When a book comes alive it’s a wonderful feeling. Your words sparkle on the pages. The dialogue is snappy. You even laugh out loud at some of your one-liners. The characters leap off the page. You can’t wait to get back to working on it.
Well, I’m not there yet. This is my fifth murder mystery, the fourth featuring Detective Dave Mason of the Santa Monica Police Department.
I’m reading through the second draft connecting bits and pieces, finding notes to myself: (Describe bedroom) and (More here.) You writers know what I mean. Now it’s time to wrestle with exactly how the bedroom looks, what kind of comforter or curtains reveal the character of the protagonist, how her closet smells, what pictures are on the wall.
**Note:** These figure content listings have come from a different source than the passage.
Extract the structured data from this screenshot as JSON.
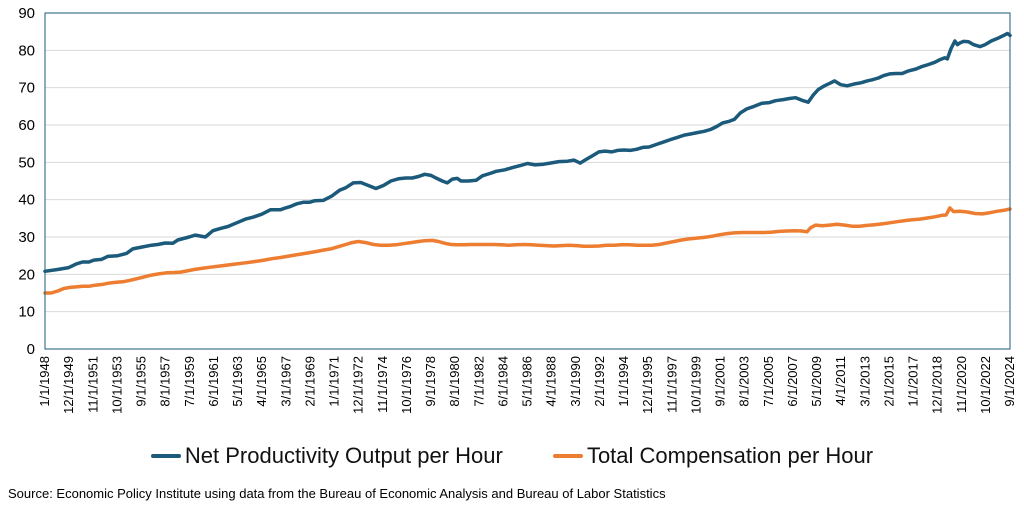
{
  "source_note": "Source: Economic Policy Institute using data from the Bureau of Economic Analysis and Bureau of Labor Statistics",
  "chart_data": {
    "type": "line",
    "title": "",
    "xlabel": "",
    "ylabel": "",
    "ylim": [
      0,
      90
    ],
    "yticks": [
      0,
      10,
      20,
      30,
      40,
      50,
      60,
      70,
      80,
      90
    ],
    "xlim": [
      1948.0,
      2025.0
    ],
    "xtick_labels": [
      "1/1/1948",
      "12/1/1949",
      "11/1/1951",
      "10/1/1953",
      "9/1/1955",
      "8/1/1957",
      "7/1/1959",
      "6/1/1961",
      "5/1/1963",
      "4/1/1965",
      "3/1/1967",
      "2/1/1969",
      "1/1/1971",
      "12/1/1972",
      "11/1/1974",
      "10/1/1976",
      "9/1/1978",
      "8/1/1980",
      "7/1/1982",
      "6/1/1984",
      "5/1/1986",
      "4/1/1988",
      "3/1/1990",
      "2/1/1992",
      "1/1/1994",
      "12/1/1995",
      "11/1/1997",
      "10/1/1999",
      "9/1/2001",
      "8/1/2003",
      "7/1/2005",
      "6/1/2007",
      "5/1/2009",
      "4/1/2011",
      "3/1/2013",
      "2/1/2015",
      "1/1/2017",
      "12/1/2018",
      "11/1/2020",
      "10/1/2022",
      "9/1/2024"
    ],
    "grid": "horizontal",
    "legend_position": "bottom",
    "series": [
      {
        "name": "Net Productivity Output per Hour",
        "color": "#1b5a7a",
        "points": [
          [
            1948.0,
            20.8
          ],
          [
            1949.0,
            21.3
          ],
          [
            1949.9,
            21.8
          ],
          [
            1950.5,
            22.8
          ],
          [
            1951.0,
            23.3
          ],
          [
            1951.5,
            23.3
          ],
          [
            1951.9,
            23.8
          ],
          [
            1952.5,
            24.0
          ],
          [
            1953.0,
            24.8
          ],
          [
            1953.8,
            25.0
          ],
          [
            1954.5,
            25.6
          ],
          [
            1955.0,
            26.8
          ],
          [
            1955.7,
            27.3
          ],
          [
            1956.5,
            27.8
          ],
          [
            1957.0,
            28.0
          ],
          [
            1957.6,
            28.4
          ],
          [
            1958.2,
            28.3
          ],
          [
            1958.6,
            29.2
          ],
          [
            1959.5,
            30.0
          ],
          [
            1960.0,
            30.5
          ],
          [
            1960.8,
            30.0
          ],
          [
            1961.4,
            31.7
          ],
          [
            1962.0,
            32.3
          ],
          [
            1962.6,
            32.8
          ],
          [
            1963.3,
            33.8
          ],
          [
            1964.0,
            34.8
          ],
          [
            1964.6,
            35.3
          ],
          [
            1965.3,
            36.1
          ],
          [
            1966.0,
            37.3
          ],
          [
            1966.8,
            37.3
          ],
          [
            1967.2,
            37.8
          ],
          [
            1967.6,
            38.2
          ],
          [
            1968.1,
            38.9
          ],
          [
            1968.6,
            39.3
          ],
          [
            1969.1,
            39.3
          ],
          [
            1969.5,
            39.7
          ],
          [
            1970.2,
            39.8
          ],
          [
            1970.9,
            41.0
          ],
          [
            1971.5,
            42.5
          ],
          [
            1972.0,
            43.2
          ],
          [
            1972.6,
            44.5
          ],
          [
            1973.2,
            44.6
          ],
          [
            1973.8,
            43.8
          ],
          [
            1974.4,
            43.0
          ],
          [
            1975.0,
            43.8
          ],
          [
            1975.6,
            45.0
          ],
          [
            1976.2,
            45.6
          ],
          [
            1976.8,
            45.8
          ],
          [
            1977.3,
            45.8
          ],
          [
            1977.8,
            46.2
          ],
          [
            1978.3,
            46.8
          ],
          [
            1978.8,
            46.5
          ],
          [
            1979.2,
            45.8
          ],
          [
            1979.7,
            45.0
          ],
          [
            1980.1,
            44.5
          ],
          [
            1980.5,
            45.5
          ],
          [
            1980.9,
            45.7
          ],
          [
            1981.2,
            45.0
          ],
          [
            1981.8,
            45.0
          ],
          [
            1982.4,
            45.2
          ],
          [
            1982.9,
            46.4
          ],
          [
            1983.5,
            47.0
          ],
          [
            1984.0,
            47.6
          ],
          [
            1984.7,
            48.0
          ],
          [
            1985.3,
            48.6
          ],
          [
            1986.0,
            49.2
          ],
          [
            1986.5,
            49.7
          ],
          [
            1987.1,
            49.3
          ],
          [
            1987.8,
            49.5
          ],
          [
            1988.3,
            49.8
          ],
          [
            1989.0,
            50.2
          ],
          [
            1989.7,
            50.3
          ],
          [
            1990.2,
            50.6
          ],
          [
            1990.7,
            49.8
          ],
          [
            1991.2,
            50.8
          ],
          [
            1991.7,
            51.8
          ],
          [
            1992.2,
            52.8
          ],
          [
            1992.7,
            53.0
          ],
          [
            1993.2,
            52.8
          ],
          [
            1993.7,
            53.2
          ],
          [
            1994.2,
            53.3
          ],
          [
            1994.7,
            53.2
          ],
          [
            1995.2,
            53.5
          ],
          [
            1995.7,
            54.0
          ],
          [
            1996.2,
            54.1
          ],
          [
            1996.8,
            54.8
          ],
          [
            1997.4,
            55.5
          ],
          [
            1997.9,
            56.1
          ],
          [
            1998.4,
            56.6
          ],
          [
            1999.0,
            57.3
          ],
          [
            1999.5,
            57.6
          ],
          [
            2000.1,
            58.0
          ],
          [
            2000.6,
            58.3
          ],
          [
            2001.1,
            58.8
          ],
          [
            2001.6,
            59.6
          ],
          [
            2002.1,
            60.6
          ],
          [
            2002.6,
            61.0
          ],
          [
            2003.0,
            61.5
          ],
          [
            2003.5,
            63.3
          ],
          [
            2004.0,
            64.3
          ],
          [
            2004.6,
            65.0
          ],
          [
            2005.2,
            65.8
          ],
          [
            2005.8,
            66.0
          ],
          [
            2006.3,
            66.5
          ],
          [
            2006.9,
            66.8
          ],
          [
            2007.4,
            67.1
          ],
          [
            2007.9,
            67.3
          ],
          [
            2008.5,
            66.5
          ],
          [
            2008.9,
            66.1
          ],
          [
            2009.3,
            68.0
          ],
          [
            2009.7,
            69.5
          ],
          [
            2010.2,
            70.5
          ],
          [
            2010.7,
            71.3
          ],
          [
            2011.0,
            71.8
          ],
          [
            2011.5,
            70.8
          ],
          [
            2012.0,
            70.5
          ],
          [
            2012.6,
            71.0
          ],
          [
            2013.1,
            71.3
          ],
          [
            2013.6,
            71.8
          ],
          [
            2014.0,
            72.1
          ],
          [
            2014.5,
            72.6
          ],
          [
            2014.9,
            73.2
          ],
          [
            2015.4,
            73.7
          ],
          [
            2015.9,
            73.8
          ],
          [
            2016.4,
            73.8
          ],
          [
            2016.9,
            74.5
          ],
          [
            2017.5,
            75.0
          ],
          [
            2018.0,
            75.7
          ],
          [
            2018.5,
            76.2
          ],
          [
            2019.0,
            76.8
          ],
          [
            2019.4,
            77.5
          ],
          [
            2019.8,
            78.0
          ],
          [
            2020.0,
            77.7
          ],
          [
            2020.3,
            80.5
          ],
          [
            2020.6,
            82.5
          ],
          [
            2020.8,
            81.5
          ],
          [
            2021.0,
            82.0
          ],
          [
            2021.3,
            82.4
          ],
          [
            2021.7,
            82.3
          ],
          [
            2022.1,
            81.5
          ],
          [
            2022.6,
            81.0
          ],
          [
            2023.0,
            81.5
          ],
          [
            2023.5,
            82.5
          ],
          [
            2024.0,
            83.2
          ],
          [
            2024.5,
            84.0
          ],
          [
            2024.8,
            84.5
          ],
          [
            2025.0,
            84.0
          ]
        ]
      },
      {
        "name": "Total Compensation per Hour",
        "color": "#ed7d31",
        "points": [
          [
            1948.0,
            15.0
          ],
          [
            1948.5,
            15.0
          ],
          [
            1949.0,
            15.5
          ],
          [
            1949.5,
            16.2
          ],
          [
            1950.0,
            16.5
          ],
          [
            1950.6,
            16.7
          ],
          [
            1951.0,
            16.8
          ],
          [
            1951.5,
            16.8
          ],
          [
            1952.0,
            17.1
          ],
          [
            1952.6,
            17.3
          ],
          [
            1953.0,
            17.6
          ],
          [
            1953.5,
            17.8
          ],
          [
            1954.2,
            18.0
          ],
          [
            1954.8,
            18.4
          ],
          [
            1955.3,
            18.8
          ],
          [
            1955.9,
            19.3
          ],
          [
            1956.5,
            19.8
          ],
          [
            1957.0,
            20.1
          ],
          [
            1957.7,
            20.4
          ],
          [
            1958.3,
            20.5
          ],
          [
            1958.8,
            20.6
          ],
          [
            1959.3,
            20.9
          ],
          [
            1959.9,
            21.3
          ],
          [
            1960.5,
            21.6
          ],
          [
            1961.2,
            21.9
          ],
          [
            1961.9,
            22.2
          ],
          [
            1962.6,
            22.5
          ],
          [
            1963.3,
            22.8
          ],
          [
            1964.0,
            23.1
          ],
          [
            1964.7,
            23.4
          ],
          [
            1965.5,
            23.8
          ],
          [
            1966.1,
            24.2
          ],
          [
            1966.8,
            24.5
          ],
          [
            1967.5,
            24.9
          ],
          [
            1968.2,
            25.3
          ],
          [
            1968.9,
            25.7
          ],
          [
            1969.6,
            26.1
          ],
          [
            1970.2,
            26.5
          ],
          [
            1970.8,
            26.8
          ],
          [
            1971.4,
            27.4
          ],
          [
            1972.0,
            28.0
          ],
          [
            1972.5,
            28.5
          ],
          [
            1973.0,
            28.8
          ],
          [
            1973.6,
            28.5
          ],
          [
            1974.2,
            28.0
          ],
          [
            1974.8,
            27.8
          ],
          [
            1975.4,
            27.8
          ],
          [
            1976.0,
            27.9
          ],
          [
            1976.6,
            28.2
          ],
          [
            1977.2,
            28.5
          ],
          [
            1977.8,
            28.8
          ],
          [
            1978.3,
            29.0
          ],
          [
            1978.9,
            29.1
          ],
          [
            1979.4,
            28.8
          ],
          [
            1979.9,
            28.3
          ],
          [
            1980.4,
            28.0
          ],
          [
            1980.9,
            27.9
          ],
          [
            1981.4,
            27.9
          ],
          [
            1982.0,
            28.0
          ],
          [
            1982.6,
            28.0
          ],
          [
            1983.2,
            28.0
          ],
          [
            1983.8,
            28.0
          ],
          [
            1984.4,
            27.9
          ],
          [
            1985.0,
            27.8
          ],
          [
            1985.6,
            27.9
          ],
          [
            1986.2,
            28.0
          ],
          [
            1986.8,
            27.9
          ],
          [
            1987.4,
            27.8
          ],
          [
            1988.0,
            27.7
          ],
          [
            1988.6,
            27.6
          ],
          [
            1989.2,
            27.7
          ],
          [
            1989.8,
            27.8
          ],
          [
            1990.4,
            27.7
          ],
          [
            1991.0,
            27.5
          ],
          [
            1991.6,
            27.5
          ],
          [
            1992.2,
            27.6
          ],
          [
            1992.8,
            27.8
          ],
          [
            1993.4,
            27.8
          ],
          [
            1994.0,
            27.9
          ],
          [
            1994.6,
            27.9
          ],
          [
            1995.2,
            27.8
          ],
          [
            1995.8,
            27.8
          ],
          [
            1996.4,
            27.8
          ],
          [
            1997.0,
            28.0
          ],
          [
            1997.6,
            28.4
          ],
          [
            1998.2,
            28.8
          ],
          [
            1998.8,
            29.2
          ],
          [
            1999.4,
            29.5
          ],
          [
            2000.0,
            29.7
          ],
          [
            2000.6,
            29.9
          ],
          [
            2001.2,
            30.2
          ],
          [
            2001.8,
            30.6
          ],
          [
            2002.4,
            30.9
          ],
          [
            2003.0,
            31.1
          ],
          [
            2003.6,
            31.2
          ],
          [
            2004.2,
            31.2
          ],
          [
            2004.8,
            31.2
          ],
          [
            2005.4,
            31.2
          ],
          [
            2006.0,
            31.3
          ],
          [
            2006.6,
            31.5
          ],
          [
            2007.2,
            31.6
          ],
          [
            2007.8,
            31.7
          ],
          [
            2008.4,
            31.6
          ],
          [
            2008.8,
            31.4
          ],
          [
            2009.1,
            32.5
          ],
          [
            2009.5,
            33.2
          ],
          [
            2010.0,
            33.0
          ],
          [
            2010.6,
            33.2
          ],
          [
            2011.2,
            33.4
          ],
          [
            2011.8,
            33.2
          ],
          [
            2012.4,
            32.9
          ],
          [
            2013.0,
            32.9
          ],
          [
            2013.6,
            33.1
          ],
          [
            2014.2,
            33.3
          ],
          [
            2014.8,
            33.5
          ],
          [
            2015.4,
            33.8
          ],
          [
            2016.0,
            34.1
          ],
          [
            2016.6,
            34.4
          ],
          [
            2017.2,
            34.6
          ],
          [
            2017.8,
            34.8
          ],
          [
            2018.4,
            35.1
          ],
          [
            2019.0,
            35.4
          ],
          [
            2019.6,
            35.8
          ],
          [
            2019.9,
            35.9
          ],
          [
            2020.2,
            37.8
          ],
          [
            2020.5,
            36.8
          ],
          [
            2021.0,
            36.9
          ],
          [
            2021.6,
            36.7
          ],
          [
            2022.2,
            36.3
          ],
          [
            2022.8,
            36.2
          ],
          [
            2023.4,
            36.5
          ],
          [
            2024.0,
            36.9
          ],
          [
            2024.6,
            37.2
          ],
          [
            2025.0,
            37.5
          ]
        ]
      }
    ]
  }
}
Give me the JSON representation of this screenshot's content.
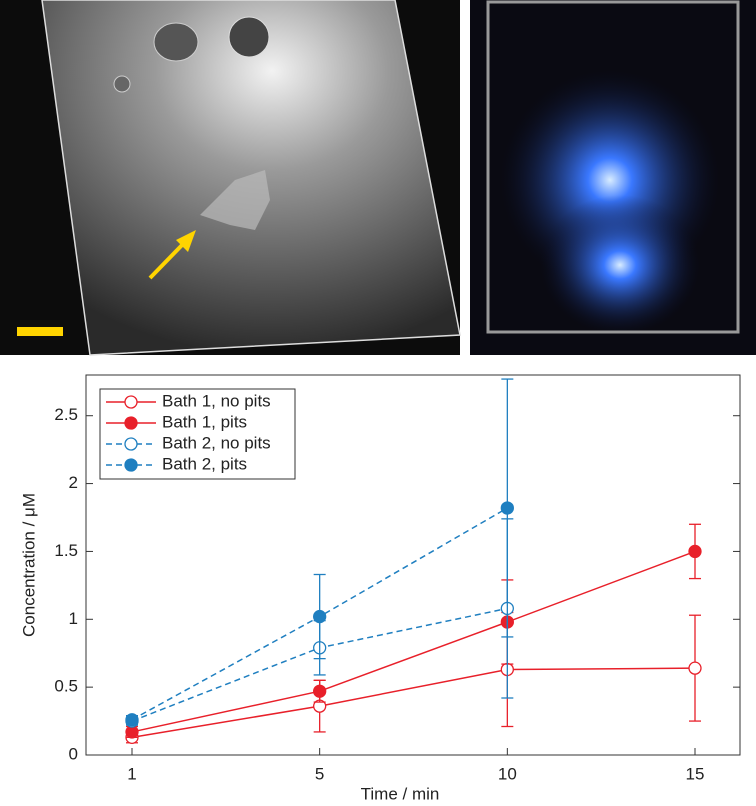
{
  "chart_data": {
    "type": "line",
    "xlabel": "Time / min",
    "ylabel": "Concentration / μM",
    "categories": [
      "1",
      "5",
      "10",
      "15"
    ],
    "series": [
      {
        "name": "Bath 1, no pits",
        "color": "#e8202a",
        "dashed": false,
        "marker": "open",
        "values": [
          0.13,
          0.36,
          0.63,
          0.64
        ],
        "errors": [
          0.04,
          0.19,
          0.42,
          0.39
        ]
      },
      {
        "name": "Bath 1, pits",
        "color": "#e8202a",
        "dashed": false,
        "marker": "filled",
        "values": [
          0.17,
          0.47,
          0.98,
          1.5
        ],
        "errors": [
          0.04,
          0.08,
          0.31,
          0.2
        ]
      },
      {
        "name": "Bath 2, no pits",
        "color": "#1f7fc0",
        "dashed": true,
        "marker": "open",
        "values": [
          0.25,
          0.79,
          1.08,
          null
        ],
        "errors": [
          0.03,
          0.2,
          0.66,
          null
        ]
      },
      {
        "name": "Bath 2, pits",
        "color": "#1f7fc0",
        "dashed": true,
        "marker": "filled",
        "values": [
          0.26,
          1.02,
          1.82,
          null
        ],
        "errors": [
          0.03,
          0.31,
          0.95,
          null
        ]
      }
    ],
    "ylim": [
      0,
      2.8
    ],
    "yticks": [
      0,
      0.5,
      1,
      1.5,
      2,
      2.5
    ],
    "legend": "upper left"
  }
}
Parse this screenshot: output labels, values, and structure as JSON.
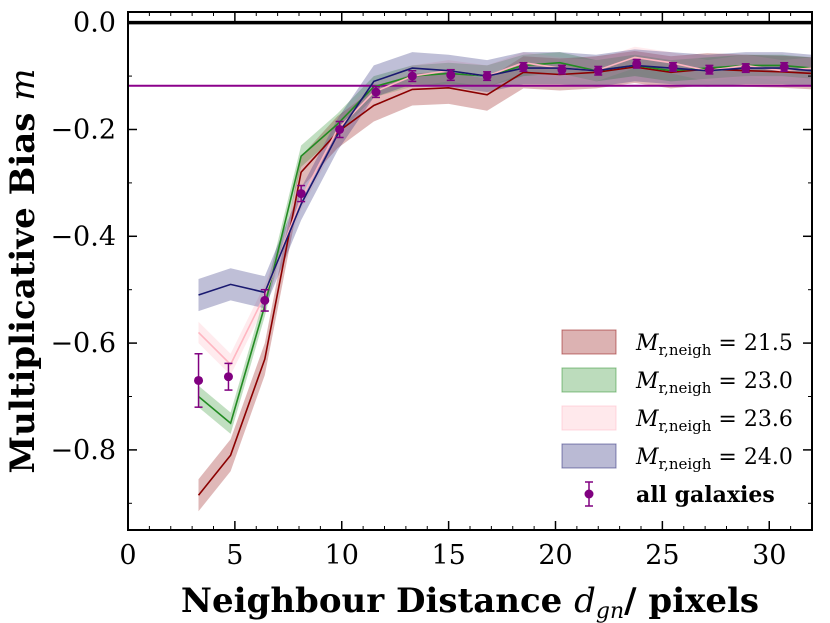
{
  "chart_data": {
    "type": "line",
    "title": "",
    "xlabel": "Neighbour Distance d_gn/ pixels",
    "xlabel_main": "Neighbour Distance ",
    "xlabel_sym": "d",
    "xlabel_sub": "gn",
    "xlabel_tail": "/ pixels",
    "ylabel": "Multiplicative Bias m",
    "ylabel_main": "Multiplicative Bias ",
    "ylabel_sym": "m",
    "xlim": [
      0,
      32
    ],
    "ylim": [
      -0.95,
      0.02
    ],
    "xticks": [
      0,
      5,
      10,
      15,
      20,
      25,
      30
    ],
    "xtick_labels": [
      "0",
      "5",
      "10",
      "15",
      "20",
      "25",
      "30"
    ],
    "yticks": [
      0.0,
      -0.2,
      -0.4,
      -0.6,
      -0.8
    ],
    "ytick_labels": [
      "0.0",
      "−0.2",
      "−0.4",
      "−0.6",
      "−0.8"
    ],
    "reference_lines": [
      {
        "name": "zero-line",
        "y": 0.0,
        "color": "#000000"
      },
      {
        "name": "mean-bias-line",
        "y": -0.118,
        "color": "#8b008b"
      }
    ],
    "legend_position": "lower-right",
    "series": [
      {
        "name": "M_r,neigh = 21.5",
        "label_sym": "M",
        "label_sub": "r,neigh",
        "label_val": " = 21.5",
        "color": "#8b0000",
        "x": [
          3.3,
          4.8,
          6.4,
          8.1,
          9.8,
          11.5,
          13.3,
          15.0,
          16.8,
          18.5,
          20.2,
          21.9,
          23.7,
          25.4,
          27.1,
          28.9,
          30.6,
          32.0
        ],
        "values": [
          -0.885,
          -0.81,
          -0.63,
          -0.28,
          -0.205,
          -0.155,
          -0.125,
          -0.122,
          -0.135,
          -0.093,
          -0.097,
          -0.093,
          -0.083,
          -0.093,
          -0.087,
          -0.09,
          -0.092,
          -0.095
        ],
        "band": 0.03
      },
      {
        "name": "M_r,neigh = 23.0",
        "label_sym": "M",
        "label_sub": "r,neigh",
        "label_val": " = 23.0",
        "color": "#228b22",
        "x": [
          3.3,
          4.8,
          6.4,
          8.1,
          9.8,
          11.5,
          13.3,
          15.0,
          16.8,
          18.5,
          20.2,
          21.9,
          23.7,
          25.4,
          27.1,
          28.9,
          30.6,
          32.0
        ],
        "values": [
          -0.7,
          -0.75,
          -0.53,
          -0.25,
          -0.19,
          -0.12,
          -0.1,
          -0.095,
          -0.1,
          -0.08,
          -0.075,
          -0.09,
          -0.08,
          -0.09,
          -0.085,
          -0.08,
          -0.08,
          -0.085
        ],
        "band": 0.02
      },
      {
        "name": "M_r,neigh = 23.6",
        "label_sym": "M",
        "label_sub": "r,neigh",
        "label_val": " = 23.6",
        "color": "#ffb6c1",
        "x": [
          3.3,
          4.8,
          6.4,
          8.1,
          9.8,
          11.5,
          13.3,
          15.0,
          16.8,
          18.5,
          20.2,
          21.9,
          23.7,
          25.4,
          27.1,
          28.9,
          30.6,
          32.0
        ],
        "values": [
          -0.58,
          -0.64,
          -0.51,
          -0.33,
          -0.2,
          -0.13,
          -0.1,
          -0.09,
          -0.1,
          -0.075,
          -0.085,
          -0.09,
          -0.065,
          -0.075,
          -0.09,
          -0.08,
          -0.09,
          -0.085
        ],
        "band": 0.02
      },
      {
        "name": "M_r,neigh = 24.0",
        "label_sym": "M",
        "label_sub": "r,neigh",
        "label_val": " = 24.0",
        "color": "#191970",
        "x": [
          3.3,
          4.8,
          6.4,
          8.1,
          9.8,
          11.5,
          13.3,
          15.0,
          16.8,
          18.5,
          20.2,
          21.9,
          23.7,
          25.4,
          27.1,
          28.9,
          30.6,
          32.0
        ],
        "values": [
          -0.51,
          -0.49,
          -0.505,
          -0.34,
          -0.21,
          -0.11,
          -0.085,
          -0.09,
          -0.1,
          -0.085,
          -0.085,
          -0.09,
          -0.08,
          -0.085,
          -0.09,
          -0.085,
          -0.085,
          -0.09
        ],
        "band": 0.03
      }
    ],
    "points": {
      "name": "all galaxies",
      "color": "#800080",
      "x": [
        3.3,
        4.7,
        6.4,
        8.1,
        9.9,
        11.6,
        13.3,
        15.1,
        16.8,
        18.5,
        20.3,
        22.0,
        23.8,
        25.5,
        27.2,
        28.9,
        30.7
      ],
      "y": [
        -0.67,
        -0.663,
        -0.52,
        -0.32,
        -0.2,
        -0.13,
        -0.1,
        -0.098,
        -0.1,
        -0.083,
        -0.088,
        -0.09,
        -0.077,
        -0.083,
        -0.088,
        -0.085,
        -0.083
      ],
      "err": [
        0.05,
        0.025,
        0.02,
        0.015,
        0.015,
        0.01,
        0.01,
        0.01,
        0.008,
        0.008,
        0.008,
        0.008,
        0.008,
        0.008,
        0.008,
        0.008,
        0.008
      ]
    }
  }
}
But there’s the fight scene I’m having terrible trouble with. I’ve never been in a fistfight, never been shot, and never seen an actual gunshot wound. But how many times have we witnessed violence and death on TV and in the movies?
I suppose this is why we are given an imagination. I can imagine a fist coming at me. In my imagination I know the smell of gun powder, the sound, and feel the kick of a gun.
Take today’s New York Times, book section: Write What You Know’ — Helpful Advice or Idle Cliché? http://www.nytimes.com/2014/03/30/books/review/write-what-you-know-helpful-advice-or-idle-c
I take this from the second essay by Moshe Hamid. He writes:
But I also write about things I haven’t experienced. I’ve written from the point of view of a woman, of a global surveillance system, of a writer who is being beheaded. I write these things because I want to transcend my experiences. I want to go beyond myself. Writing isn’t just my mirror, it’s my astral projection device.
Ah, yes. We’ve all catapulted ourselves into worlds we will never know. I’ve written from the pov of a Chechen gold digger, a homeless teenager, a Kurdish gangster. It all feels normal to me while I’m doing it. You’ve done it too as writers.
Where have you soared in your imagination?